Em Kailahun havia quatro ambulâncias para atender 480 mil pessoas. Cada vez que alguém adoecia num vilarejo, havia grandes chances de a família levar o doente de transporte público até o hospital, infectando ainda mais gente.
“Muita coisa mudou. Temos remédios, temos vacina e o tratamento dos pacientes melhorou”, disse Tampellini, em entrevista por videoconferência de Paris na quarta-feira (10), onde trabalha atualmente como responsável médica das operações de emergência dos Médicos sem Fronteiras.
Tampellini passou três meses na Guiné, três na Serra Leoa e dois na Libéria em 2014. Quando nos encontramos, tanta gente estava se infectando que eles temiam ter de fechar o centro de tratamento do MSF. Tampellini também estava com medo. “É saudável ter um certo medo. Quem não tem medo nunca é doido”, diz a médica de 47 anos.
Ela trabalhava todos os dias na área de alto risco do hospital para cuidar de pacientes com ebola, altamente contagiosos. Assim como enfermeiros e o pessoal que fazia a limpeza, seguia um protocolo rígido de segurança para evitar contaminação.
Usava um equipamento de proteção pessoal composto de um macacão de segurança amarelo, um capuz, óculos especiais, um avental, botas e duas luvas em cada mão.

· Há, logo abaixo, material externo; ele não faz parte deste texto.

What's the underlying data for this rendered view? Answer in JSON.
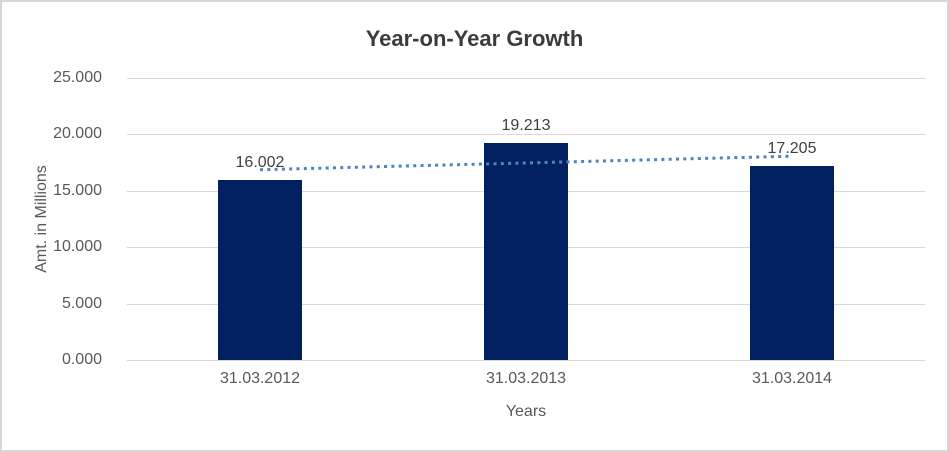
{
  "chart_data": {
    "type": "bar",
    "title": "Year-on-Year Growth",
    "categories": [
      "31.03.2012",
      "31.03.2013",
      "31.03.2014"
    ],
    "values": [
      16.002,
      19.213,
      17.205
    ],
    "data_labels": [
      "16.002",
      "19.213",
      "17.205"
    ],
    "xlabel": "Years",
    "ylabel": "Amt. in Millions",
    "ylim": [
      0,
      25
    ],
    "yticks": [
      "25.000",
      "20.000",
      "15.000",
      "10.000",
      "5.000",
      "0.000"
    ],
    "grid": "horizontal",
    "legend": "none",
    "bar_color": "#002060",
    "trendline": {
      "type": "linear",
      "style": "dotted",
      "color": "#4e82c6",
      "fit_values": [
        16.87,
        17.47,
        18.07
      ]
    },
    "colors": {
      "gridline": "#d9d9d9",
      "title_text": "#3b3b3b",
      "tick_text": "#595959",
      "data_label_text": "#404040",
      "border": "#d7d7d7",
      "background": "#ffffff"
    }
  }
}
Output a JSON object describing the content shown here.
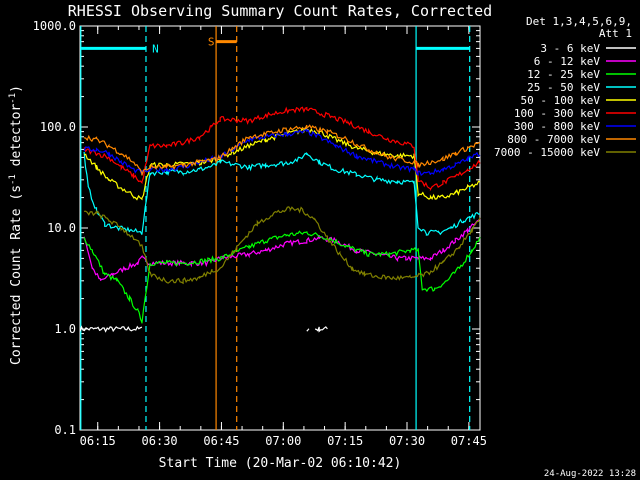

Dentro dos macacões, a temperatura chegava a 46º C. Por isso, cada médico ou enfermeiro podia ficar até 45 minutos dentro da área de alto risco. Aí saía, fazia a desinfecção com água com cloro a 0,5%, tirava a roupa e descansava meia hora. Só então podia voltar.
Ao lado do fotojornalista Avener Prado, estive em Serra Leoa cobrindo a epidemia de ebola em agosto de 2014. No hospital de Kailahun, sentia-se um cheiro forte de cloro. Às vezes, o que vinha era um odor de sangue. Muitos pacientes em estágio final da doença sangravam pela boca, nariz e vagina.
Na época, Tampellini contou que tinha dois pesadelos recorrentes. Em um deles, ela estava em um vilarejo e uma pessoa com ebola vinha correndo e vomitava em seus pés. Em outro, ela sonhava que uma de suas luvas se rasgava, ela demorava a perceber e se contaminava com o vírus.
“Não sonho mais com isso. Estou em paz com o ebola”, disse Tampellini de Paris.
Ela voltou a Kailahun em 2021, quando eclodiu um surto de ebola na Guiné. A missão era preparar o sistema de saúde para uma possível epidemia.
O hospital da cidade estava mais equipado. “Eles usaram bem o dinheiro que receberam durante o ebola”. E a estrada até Kailahun, no coração da floresta desse país no oeste da África, foi asfaltada.
Depois de enfrentar o ebola na África, a infectologista ajudou seu país a combater a Covid-19. Ela foi para a Itália no início da epidemia, em março e abril de 2020, quando hospitais italianos estavam lotados de pacientes e o número de mortes explodia.
Tampellini conta que o vírus ebola era menos “eficiente” porque matava o hospedeiro muito rapidamente e só se transmitia por contato. Já o vírus da Covid se alastrou de forma vertiginosa, porque a taxa de mortalidade era menor e o contágio se dava pelo ar.
“Definitivamente, pode acontecer de novo. E quando tivermos uma nova epidemia de ebola, não teremos os medicamentos prontos e disponíveis na primeira semana”, disse Lívia. “Mas, mesmo com demora, teremos vacina e remédio. Temos como reagir.”